Haunted house attraction in Ontario, Canada

The Nightmares Fear Factory is a psychological haunted house attraction in Niagara Falls, Ontario, Canada. Gaining internet notoriety for posting images to a Flickr account of visitors while they are scared.

The attraction's lore has it being built in an old coffin factory. The fictional former owner of the factory, Abraham Mortimer, was killed when a stack of coffins collapsed upon him.

Patrons are instructed that if they become too scared they can use the safe word "nightmares" to be escorted out by cast members. However, sometimes they will not escort the visitor out and only terrorize them further. Since its inception, about half a million people have gone through. As of June 2022, over 170,000 people have had to leave through the Chicken exit, a side door meant to be used for those too afraid to complete the attraction, and had their names added to a public "chicken list".

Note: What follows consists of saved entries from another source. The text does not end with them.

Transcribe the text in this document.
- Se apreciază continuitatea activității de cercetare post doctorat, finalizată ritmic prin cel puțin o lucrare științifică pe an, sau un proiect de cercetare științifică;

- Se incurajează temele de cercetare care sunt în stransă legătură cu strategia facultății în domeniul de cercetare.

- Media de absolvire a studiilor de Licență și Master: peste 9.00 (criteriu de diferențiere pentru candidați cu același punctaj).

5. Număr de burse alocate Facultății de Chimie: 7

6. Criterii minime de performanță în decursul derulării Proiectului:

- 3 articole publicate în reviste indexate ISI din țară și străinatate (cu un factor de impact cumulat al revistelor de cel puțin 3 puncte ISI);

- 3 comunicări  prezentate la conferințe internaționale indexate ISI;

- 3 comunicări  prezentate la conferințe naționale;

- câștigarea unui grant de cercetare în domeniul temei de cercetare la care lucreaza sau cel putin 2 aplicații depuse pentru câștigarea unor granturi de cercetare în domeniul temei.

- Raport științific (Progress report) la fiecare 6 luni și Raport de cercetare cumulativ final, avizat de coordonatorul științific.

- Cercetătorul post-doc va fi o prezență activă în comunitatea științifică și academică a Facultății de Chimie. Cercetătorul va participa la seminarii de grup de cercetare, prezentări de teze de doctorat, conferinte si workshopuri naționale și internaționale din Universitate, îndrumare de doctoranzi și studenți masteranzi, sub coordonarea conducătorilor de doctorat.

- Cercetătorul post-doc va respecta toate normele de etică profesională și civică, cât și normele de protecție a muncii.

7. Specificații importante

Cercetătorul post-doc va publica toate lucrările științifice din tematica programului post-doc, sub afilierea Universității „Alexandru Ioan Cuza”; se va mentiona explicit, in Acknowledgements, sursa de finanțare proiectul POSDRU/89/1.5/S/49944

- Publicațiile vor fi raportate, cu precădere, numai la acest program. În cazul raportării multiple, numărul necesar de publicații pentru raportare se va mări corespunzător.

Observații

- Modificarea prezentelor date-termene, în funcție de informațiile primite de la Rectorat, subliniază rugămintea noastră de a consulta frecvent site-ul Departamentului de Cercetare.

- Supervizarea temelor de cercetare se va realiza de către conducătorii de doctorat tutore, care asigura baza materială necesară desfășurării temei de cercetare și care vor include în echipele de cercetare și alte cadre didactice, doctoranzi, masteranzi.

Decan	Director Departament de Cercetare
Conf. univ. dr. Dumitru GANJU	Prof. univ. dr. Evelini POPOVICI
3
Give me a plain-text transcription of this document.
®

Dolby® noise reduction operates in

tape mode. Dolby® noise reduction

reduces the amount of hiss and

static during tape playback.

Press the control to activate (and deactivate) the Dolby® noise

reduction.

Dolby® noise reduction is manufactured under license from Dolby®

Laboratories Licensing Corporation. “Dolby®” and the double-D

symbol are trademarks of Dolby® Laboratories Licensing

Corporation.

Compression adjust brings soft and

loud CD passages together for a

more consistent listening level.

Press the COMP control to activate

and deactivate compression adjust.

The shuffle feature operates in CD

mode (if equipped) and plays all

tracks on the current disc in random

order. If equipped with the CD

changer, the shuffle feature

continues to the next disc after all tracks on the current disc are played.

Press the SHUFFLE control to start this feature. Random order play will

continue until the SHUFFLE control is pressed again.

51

The tour takes approximately 10 minutes and is in total darkness, except for small red lights on the floors, walls, and ceiling that patrons must follow in order to get through the haunted house.

The Nightmares Fear Factory does not rely primarily on blood and gore in order to induce fear. Instead, they rely on live actors in costume. Actors have been known to grab, push, and pull patrons in order to get a reaction. Also featured are traditional audio scares, like growls, barks, chainsaws, eerie music, and spooky voices.

Highlights of the attraction include a room where the walls appear to shrink, a shaky drawbridge, and a car charging at the tourists.